Hasta muy cerca del mástil llegó perpendicularmente la Mariposa soltando cuerda; oblicuó entonces y, colocándose paralelamente a la orilla, bogó con lentitud, mientras Chanito, ceremoniosamente, echaba al mar la tupida red.

Regresó la barca a la orilla conduciendo el otro extremo de la cuerda, y los viejos y Chanito, distribuidos convenientemente, comenzaron a tirar de las gruesas maromas del boliche.

—¿Sabes tú que pesa, niño?—dijo Garabato mientras secaba el copioso sudor que bañaba su rugosa frente.

—¿Me lo va usté a desi a mí, que estoy doblao de jalá?

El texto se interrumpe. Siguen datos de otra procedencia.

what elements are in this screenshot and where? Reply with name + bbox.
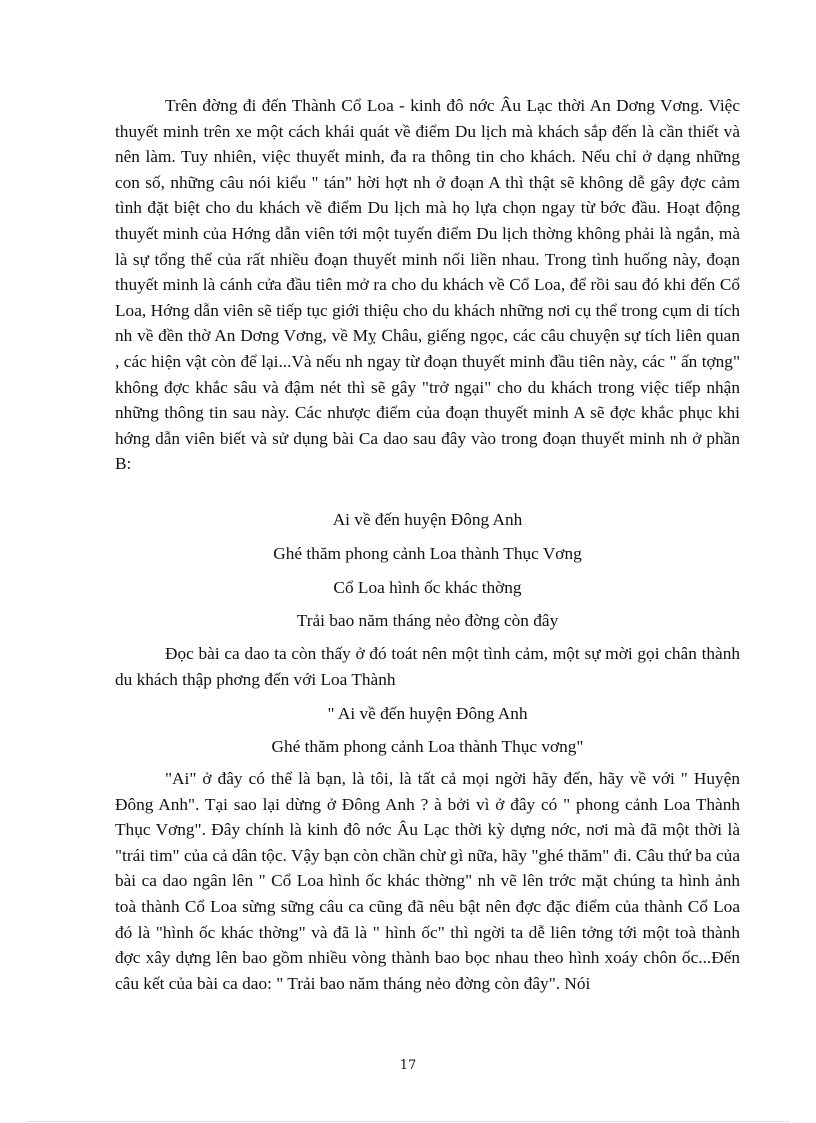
page-bottom-divider	[28, 1121, 788, 1122]
paragraph-analysis: Đọc bài ca dao ta còn thấy ở đó toát nên một tình cảm, một sự mời gọi chân thành du khách thập phơng đến với Loa Thành	[115, 644, 740, 689]
poem-quote-line: Ghé thăm phong cảnh Loa thành Thục vơng"	[271, 737, 584, 756]
poem-line: Cổ Loa hình ốc khác thờng	[333, 578, 522, 597]
poem-line: Ghé thăm phong cảnh Loa thành Thục Vơng	[273, 544, 582, 563]
paragraph-intro: Trên đờng đi đến Thành Cổ Loa - kinh đô nớc Âu Lạc thời An Dơng Vơng. Việc thuyết minh trên xe một cách khái quát về điểm Du lịch mà khách sắp đến là cần thiết và nên làm. Tuy nhiên, việc thuyết minh, đa ra thông tin cho khách. Nếu chỉ ở dạng những con số, những câu nói kiểu " tán" hời hợt nh ở đoạn A thì thật sẽ không dễ gây đợc cảm tình đặt biệt cho du khách về điểm Du lịch mà họ lựa chọn ngay từ bớc đầu. Hoạt động thuyết minh của Hớng dẫn viên tới một tuyến điểm Du lịch thờng không phải là ngắn, mà là sự tổng thể của rất nhiều đoạn thuyết minh nối liền nhau. Trong tình huống này, đoạn thuyết minh là cánh cửa đầu tiên mở ra cho du khách về Cổ Loa, để rồi sau đó khi đến Cổ Loa, Hớng dẫn viên sẽ tiếp tục giới thiệu cho du khách những nơi cụ thể trong cụm di tích nh về đền thờ An Dơng Vơng, về Mỵ Châu, giếng ngọc, các câu chuyện sự tích liên quan , các hiện vật còn để lại...Và nếu nh ngay từ đoạn thuyết minh đầu tiên này, các " ấn tợng" không đợc khắc sâu và đậm nét thì sẽ gây "trở ngại" cho du khách trong việc tiếp nhận những thông tin sau này. Các nhược điểm của đoạn thuyết minh A sẽ đợc khắc phục khi hớng dẫn viên biết và sử dụng bài Ca dao sau đây vào trong đoạn thuyết minh nh ở phần B:	[115, 96, 740, 474]
poem-quote-line: " Ai về đến huyện Đông Anh	[327, 704, 528, 723]
paragraph-commentary: "Ai" ở đây có thể là bạn, là tôi, là tất cả mọi ngời hãy đến, hãy về với " Huyện Đông Anh". Tại sao lại dừng ở Đông Anh ? à bởi vì ở đây có " phong cảnh Loa Thành Thục Vơng". Đây chính là kinh đô nớc Âu Lạc thời kỳ dựng nớc, nơi mà đã một thời là "trái tim" của cả dân tộc. Vậy bạn còn chần chừ gì nữa, hãy "ghé thăm" đi. Câu thứ ba của bài ca dao ngân lên " Cổ Loa hình ốc khác thờng" nh vẽ lên trớc mặt chúng ta hình ảnh toà thành Cổ Loa sừng sững câu ca cũng đã nêu bật nên đợc đặc điểm của thành Cổ Loa đó là "hình ốc khác thờng" và đã là " hình ốc" thì ngời ta dễ liên tởng tới một toà thành đợc xây dựng lên bao gồm nhiều vòng thành bao bọc nhau theo hình xoáy chôn ốc...Đến câu kết của bài ca dao: " Trải bao năm tháng nẻo đờng còn đây". Nói	[115, 769, 740, 993]
poem-line: Ai về đến huyện Đông Anh	[332, 510, 523, 529]
page-number: 17	[399, 1058, 417, 1073]
poem-line: Trải bao năm tháng nẻo đờng còn đây	[296, 611, 559, 630]
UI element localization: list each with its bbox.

Pesa la re como si viniera cargá de malas consensias.

—Escucha: ¿qué le pasa a los tíos aquellos de la barcaza? Parece que nos están jaciendo señas.

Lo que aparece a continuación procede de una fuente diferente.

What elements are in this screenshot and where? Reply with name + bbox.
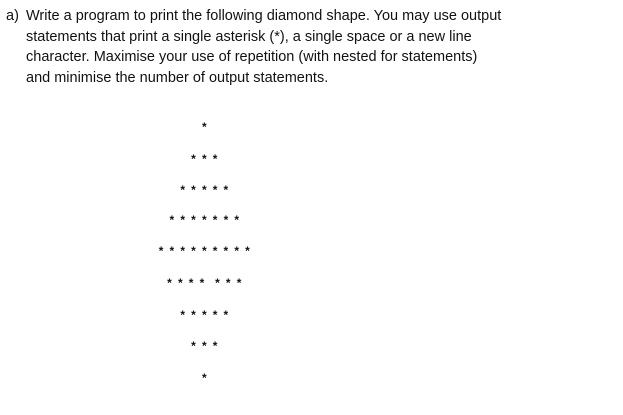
diamond-row-6: * * * * * * *	[167, 276, 243, 290]
diamond-row-5: * * * * * * * * *	[158, 244, 252, 258]
question-line-4: and minimise the number of output statements.	[26, 69, 329, 86]
diamond-row-3: * * * * *	[180, 183, 230, 197]
question-line-2: statements that print a single asterisk (*), a single space or a new line	[26, 28, 472, 45]
diamond-row-2: * * *	[191, 152, 219, 166]
diamond-row-8: * * *	[191, 339, 219, 353]
question-line-1: a) Write a program to print the following diamond shape. You may use output	[6, 6, 606, 27]
diamond-row-7: * * * * *	[180, 308, 230, 322]
diamond-row-4: * * * * * * *	[169, 213, 241, 227]
question-label: a)	[6, 8, 19, 24]
question-line-3: character. Maximise your use of repetition (with nested for statements)	[26, 49, 478, 65]
diamond-row-9: *	[201, 371, 209, 385]
diamond-row-1: *	[201, 120, 209, 134]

—Habrán visto que viene er copo cuajaito de corvinas—contestó el de los Rizos.

—Dios te oiga, Chanito.

—Jale usté, señó Garabato, que hablando no se jase na, y aquella banda nos está tomando la delantera.

Y con más ahinco y animándose mutuamente con gritos y con frases grotescas, los de uno y otro lado tiraban de las húmedas cuerdas con ardor entusiasta.

La red se acercaba muy pausadamente a la orilla; su hilera de pequeñas boyas se distinguía ya con perfecta claridad, y Garabato, radiante de júbilo, vió cómo a su paso burbujeaban las aguas.

—¡Josú! — exclamó Chanito —. ¿Ha diquelao usté?

—¿Qué es eso, Chanito?

—Pues eso es que tiene más de cuarenta kilos la corvina que hemos atrapao. ¡Vaya un coletazo!

—¡Duro, muchachos, que ya está ahí!—gritó Garabato recordando sus buenos tiempos.

—Duro—repitieron todos jaleándose.

Y unos segundos después las primeras mallas del boliche llegaban a la orilla.

—¡A tierra el copo!—dijo triunfalmente Garabato.

—De prisa, que viene rompío y pue escaparse lo que trae—añadió Polonio.

Y tras inauditos esfuerzos llegó el copo a tierra, y Garabato, con ojos de estupefacción, vió que en el fondo del mismo había algo informe que se agitaba furiosamente revolviéndose entre las algas; pero no era la apetecida corvina de escamas de plata, no; era un buzo.

Tan cerca del barco perdido había echado la red Chanito el de los Rizos, que el pobre hombre que buceaba tranquilamente, había sido envuelto por el copo y arrastrado, quieras que no, a la orilla.

¡Así gritaban los de la barcaza!

—¿Es ésta tu pesca milagrosa, mardesío? ¿Esta es la corvina de cuarenta kilos que venía en er copo, sinvergonsón?—exclamó Garabato.

—Es que yo...

—Tú lo que eres es un infundioso mu grande, y esa toría de la pentecosté o como se llame, es otro infundio, ¿te enteras?

—iCómo! ¿Pero ese patoso ha tenido la culpa de esa esaborición?—inquirió el buzo, libre ya de amarrijos—. Pues toma...

Y levantando su enorme manopla, dió a Chanito el de los Rizos la bofetada más grande que vieron los nacidos. Rodó por la arena el pobre mozo, pero incorporándose ligero, huyó playa abajo, sujetándose la mejilla dolorida.

Y entretanto que el belicoso buzo continuaba sus protestas y los de la barcaza, ya en tierra, armaban la primera bronca al desventurado Garabato, Chanito, siempre corriendo, decía para su capote:

—¡Chavó y qué guantá m’ha dao! Ahora sí que creo yo en firme en la mentensicosi, porque el hombre que es capá de dar una gofetá de este calibre, debe de tené dentro de su cuerpo el arma de un mulo.